The Utah Court of Appeals says the law's "rigorous protections" for younger minors include protecting them from each other.
The decision leaves the teens in the odd position of each being both a victim and a perpetrator in the same offense.
"The Legislature certainly may act to protect the health and safety of children, and may more vigorously protect those of more tender years," Judge Gregory Orme wrote for a three-member panel of the court, which made its decision "with some reluctance."
The girl's Ogden attorneys, Randall Richards and Dee Smith, are considering an appeal to the Utah Supreme Court.
Richards pointed out that Utah law says minors under age 14 do not have the ability to consent to sexual activity.
"It's a paradox," he said. "How can they be old enough to commit an offense if they're not old enough to consent to it?"
According to the court decision, the girl became pregnant after she and the boy engaged in sex in October 2003.
State authorities filed delinquency petitions in July 2004, alleging that each had committed sexual abuse of a child, a second-degree felony if committed by an adult.
The girl appealed the petition, saying her constitutional right to be treated equally under the law had been violated.
Her motion noted that for juveniles who are 16 and 17, having sex with others in their own age group does not qualify as a crime.
Juveniles who are 14 or 15 and have sex with peers can be charged with unlawful conduct with a minor but the law provides for mitigation when the age difference is less than four years, making the offense a misdemeanor.
For adolescents under 14, though, there are no exceptions or mitigation and they are never considered capable of consenting to sex.

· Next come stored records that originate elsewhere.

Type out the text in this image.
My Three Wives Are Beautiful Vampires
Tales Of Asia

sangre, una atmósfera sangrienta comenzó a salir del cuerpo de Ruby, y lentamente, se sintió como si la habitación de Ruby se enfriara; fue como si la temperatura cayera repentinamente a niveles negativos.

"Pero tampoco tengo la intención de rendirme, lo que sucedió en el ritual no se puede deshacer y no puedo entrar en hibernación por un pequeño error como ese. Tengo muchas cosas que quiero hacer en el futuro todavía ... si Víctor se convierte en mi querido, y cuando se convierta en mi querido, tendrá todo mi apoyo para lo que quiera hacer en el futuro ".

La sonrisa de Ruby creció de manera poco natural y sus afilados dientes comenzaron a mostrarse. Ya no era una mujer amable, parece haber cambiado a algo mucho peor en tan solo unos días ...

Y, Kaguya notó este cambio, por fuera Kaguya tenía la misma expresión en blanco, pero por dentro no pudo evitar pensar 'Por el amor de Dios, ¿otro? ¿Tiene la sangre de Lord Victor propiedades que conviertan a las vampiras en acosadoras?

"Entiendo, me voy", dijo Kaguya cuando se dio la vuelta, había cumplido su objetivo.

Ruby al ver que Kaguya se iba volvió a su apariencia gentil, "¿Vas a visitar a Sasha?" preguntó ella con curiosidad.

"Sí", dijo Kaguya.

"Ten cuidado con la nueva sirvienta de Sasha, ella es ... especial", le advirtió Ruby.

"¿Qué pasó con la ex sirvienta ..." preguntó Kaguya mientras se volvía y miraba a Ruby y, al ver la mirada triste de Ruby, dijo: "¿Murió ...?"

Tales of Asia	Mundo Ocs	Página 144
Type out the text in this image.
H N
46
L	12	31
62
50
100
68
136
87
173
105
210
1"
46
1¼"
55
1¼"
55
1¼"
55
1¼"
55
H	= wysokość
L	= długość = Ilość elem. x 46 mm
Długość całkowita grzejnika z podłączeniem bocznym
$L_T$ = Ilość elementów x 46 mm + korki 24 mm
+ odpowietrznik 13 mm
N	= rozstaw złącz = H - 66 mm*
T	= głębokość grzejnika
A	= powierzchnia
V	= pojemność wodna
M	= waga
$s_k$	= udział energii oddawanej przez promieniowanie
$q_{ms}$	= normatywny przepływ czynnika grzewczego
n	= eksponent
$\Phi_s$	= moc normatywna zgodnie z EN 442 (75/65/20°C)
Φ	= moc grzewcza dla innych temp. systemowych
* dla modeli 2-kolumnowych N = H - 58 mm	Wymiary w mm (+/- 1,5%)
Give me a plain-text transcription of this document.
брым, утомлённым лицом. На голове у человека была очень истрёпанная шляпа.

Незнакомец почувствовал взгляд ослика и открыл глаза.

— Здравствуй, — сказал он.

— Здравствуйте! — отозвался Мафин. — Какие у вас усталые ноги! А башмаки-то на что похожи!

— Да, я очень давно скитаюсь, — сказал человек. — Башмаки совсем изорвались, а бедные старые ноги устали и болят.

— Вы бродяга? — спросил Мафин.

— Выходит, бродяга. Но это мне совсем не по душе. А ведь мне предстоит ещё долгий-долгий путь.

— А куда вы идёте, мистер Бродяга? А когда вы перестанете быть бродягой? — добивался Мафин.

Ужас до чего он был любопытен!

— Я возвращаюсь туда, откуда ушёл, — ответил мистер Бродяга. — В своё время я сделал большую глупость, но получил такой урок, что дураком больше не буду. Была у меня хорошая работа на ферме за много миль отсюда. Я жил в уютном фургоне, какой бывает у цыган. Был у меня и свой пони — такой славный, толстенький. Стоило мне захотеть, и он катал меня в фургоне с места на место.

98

A juvenile court judge, although sympathetic to the situation, denied the motion. The girl then admitted to the offense while preserving her right to appeal to a higher court. The boy did not appeal.
The judge ordered the young mother to write a report about the effect of her actions on herself and her baby, to obey the reasonable requests of her parents, to remain under the supervision of the state Division of Child and Family Services, to refrain from unsupervised contact with the baby's father and to provide a DNA sample.
Despite the light sanctions, the conviction could have lingering effects, according to Richards.
If the girl commits a crime when she is an adult, her juvenile record will make it more likely that she will go to prison and could increase the length of her sentence, he said. And there is the emotional toll of knowing she has a sexual abuse conviction.
But the Court of Appeals said lawmakers can constitutionally give greater protection to younger juveniles.
"The Legislature is well within its rights to come down solidly against sexual activity with children of such tender years - anywhere, anytime, any place, and by anyone. . . . And we cannot say such strict treatment does not also rationally further those purposes by strongly discouraging any sexual conduct involving children."